ミカリン、サオリン、なんてただの偽名なんだけれど、偽名がないとダメになってしまった私は相当やつれてしまったのか、と思う。
「大丈夫、名前」 「多分。というか何処に行くのさ」 「内緒」
にこり、とサオリンこと、さおちゃん(あだ名)は私の肩を掴みゆっくりと先日文化祭に行った男子高に向かっていた。
「さおちゃん、なんで、…ここ」 「あんたが具合悪くなったのここが原因なんでしょ、メール私送ったけどあんたがあんな返信するとか気持ち悪いし」
先日文化祭時にメールが来たのはご存知であろうか。それはここにいるさおちゃんであり、私のメールはいつにもましてそっけなかった、とさおちゃんはいう。
「気のせいだよ、さおちゃん。私超元気」 「空元気出すのやめなさい」 「違うし、元気だし」
さおちゃんの目は何かを訴えていた。こんなこと言えないし、何もしたくない。家にも帰りたくない。だからこそ、私は今さおちゃんと一緒に男子高に向かっているのだけど。

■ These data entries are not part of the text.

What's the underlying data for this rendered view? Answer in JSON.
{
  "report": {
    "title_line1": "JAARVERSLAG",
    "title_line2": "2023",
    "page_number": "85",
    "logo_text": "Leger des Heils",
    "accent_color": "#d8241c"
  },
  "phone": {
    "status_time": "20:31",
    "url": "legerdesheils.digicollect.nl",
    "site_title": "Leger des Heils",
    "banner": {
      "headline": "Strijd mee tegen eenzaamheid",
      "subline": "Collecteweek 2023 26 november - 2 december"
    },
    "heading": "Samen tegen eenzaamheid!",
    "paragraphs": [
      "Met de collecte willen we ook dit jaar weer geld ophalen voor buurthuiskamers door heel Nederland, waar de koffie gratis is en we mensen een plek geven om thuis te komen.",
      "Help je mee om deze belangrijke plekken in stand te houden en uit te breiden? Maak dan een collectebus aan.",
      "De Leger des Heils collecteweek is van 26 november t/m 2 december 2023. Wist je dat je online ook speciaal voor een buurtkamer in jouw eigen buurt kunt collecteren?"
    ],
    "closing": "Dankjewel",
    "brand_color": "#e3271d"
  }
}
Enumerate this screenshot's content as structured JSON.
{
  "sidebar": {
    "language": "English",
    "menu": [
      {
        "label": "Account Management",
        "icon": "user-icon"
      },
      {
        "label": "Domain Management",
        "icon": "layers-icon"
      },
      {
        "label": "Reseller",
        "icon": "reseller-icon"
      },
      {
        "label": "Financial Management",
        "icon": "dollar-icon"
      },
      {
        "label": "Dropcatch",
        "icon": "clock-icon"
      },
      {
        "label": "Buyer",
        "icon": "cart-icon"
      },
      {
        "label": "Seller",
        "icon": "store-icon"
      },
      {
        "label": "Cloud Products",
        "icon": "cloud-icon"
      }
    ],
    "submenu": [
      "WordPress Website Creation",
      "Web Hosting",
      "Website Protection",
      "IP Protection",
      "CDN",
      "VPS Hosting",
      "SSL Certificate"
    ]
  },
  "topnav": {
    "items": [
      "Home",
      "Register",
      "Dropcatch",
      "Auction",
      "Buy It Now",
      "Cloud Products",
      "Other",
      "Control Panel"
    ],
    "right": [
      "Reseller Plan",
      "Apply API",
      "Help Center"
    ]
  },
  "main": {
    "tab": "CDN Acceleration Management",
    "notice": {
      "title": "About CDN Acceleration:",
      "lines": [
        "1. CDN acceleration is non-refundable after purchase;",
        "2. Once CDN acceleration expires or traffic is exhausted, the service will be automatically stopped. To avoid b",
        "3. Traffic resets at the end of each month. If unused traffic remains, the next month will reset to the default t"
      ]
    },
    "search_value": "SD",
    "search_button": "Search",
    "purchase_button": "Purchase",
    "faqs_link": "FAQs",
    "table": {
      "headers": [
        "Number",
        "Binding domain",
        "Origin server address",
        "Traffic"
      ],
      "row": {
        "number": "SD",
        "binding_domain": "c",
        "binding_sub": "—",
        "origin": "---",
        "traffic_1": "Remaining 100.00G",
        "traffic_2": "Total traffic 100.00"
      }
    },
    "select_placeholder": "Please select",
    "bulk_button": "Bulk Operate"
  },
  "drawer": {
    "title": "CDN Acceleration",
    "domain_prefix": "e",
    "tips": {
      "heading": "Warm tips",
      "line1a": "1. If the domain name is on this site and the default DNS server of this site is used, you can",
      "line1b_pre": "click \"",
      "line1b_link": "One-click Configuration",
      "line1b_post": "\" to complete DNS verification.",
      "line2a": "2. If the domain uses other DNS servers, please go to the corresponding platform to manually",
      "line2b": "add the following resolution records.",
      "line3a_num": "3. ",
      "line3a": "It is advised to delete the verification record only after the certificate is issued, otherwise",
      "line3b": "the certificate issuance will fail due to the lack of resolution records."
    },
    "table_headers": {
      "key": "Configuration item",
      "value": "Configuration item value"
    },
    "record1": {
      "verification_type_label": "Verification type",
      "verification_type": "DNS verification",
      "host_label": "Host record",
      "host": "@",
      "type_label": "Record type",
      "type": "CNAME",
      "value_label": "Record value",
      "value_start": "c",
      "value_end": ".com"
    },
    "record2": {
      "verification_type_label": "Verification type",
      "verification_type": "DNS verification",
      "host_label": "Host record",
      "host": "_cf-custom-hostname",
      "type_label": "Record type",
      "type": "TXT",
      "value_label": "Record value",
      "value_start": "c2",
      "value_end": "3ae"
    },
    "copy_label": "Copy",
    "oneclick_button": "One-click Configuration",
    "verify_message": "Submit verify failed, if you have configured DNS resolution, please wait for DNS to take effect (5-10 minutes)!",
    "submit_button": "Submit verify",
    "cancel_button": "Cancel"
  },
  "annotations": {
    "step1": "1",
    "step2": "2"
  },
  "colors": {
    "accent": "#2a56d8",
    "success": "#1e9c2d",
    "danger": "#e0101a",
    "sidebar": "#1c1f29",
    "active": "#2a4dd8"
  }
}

「お、ヒデノリ発見。ヒデノリ!」 「おお、サオリンとミカリン…って大丈夫かミカリン?」 「んにゃ、眼鏡くんか元気よ、大丈夫よ!」
さおちゃんは私の口調に対し怪訝そうな顔を浮かべる。どうしたんだろう、さおちゃん…。
「ヒデノリ、ミカリン…いや名前を頼んで平気?ちなみに場所は既に用意してある」
いつの間にさおちゃんは眼鏡くんと仲良くなったんだろうか。でもまあ、いいか。友達が増えるのはいいことだ。
「…っ、え、ここっすか」 「何、入ったことないの?」 「さおちゃん、ラブホとかネタにならんからやめてな」 「わかってるって、ちゃんとした場所だよ」
さおちゃんは図星、みたいな顔をした。まあ仕方ないか。さおちゃんには彼氏さんいるから割引券とか貰ってくるんだろうし。いやでも実際のことはやってないっていってたような。私はそんなことには興味ないし。むしろ男の子というものが苦手な訳でして。まあ真田女子に入らなかった理由としては将来を考えた、といってもいいのかなあとは思うけどまあよくわからない。偏差値が足りないのも1つだし。
「じゃあここ」 「えっ、家じゃ」 「さおちゃん宅とか平気なの?」 「いや、ダメだけど」 「え?」 「ヒデノリ宅にいってらっしゃい名前」 「えっ、えっ」
どうしてこうなった。 さおちゃんはこの後彼氏さんがくるかなんかで待ってるという。大学生だっけさおちゃんの彼氏さん。わすれちゃった。
「ミカリン、行くか」 「あー、ヒデノリくんよ。私の名前言っとく一応ね。名字名前。名前呼び捨てで構わないよ、もういいや」 「名前荒れてるな」
苦笑するヒデノリくんを見て、ああこんな奴いたんだっけかと私はぼんやりと思った。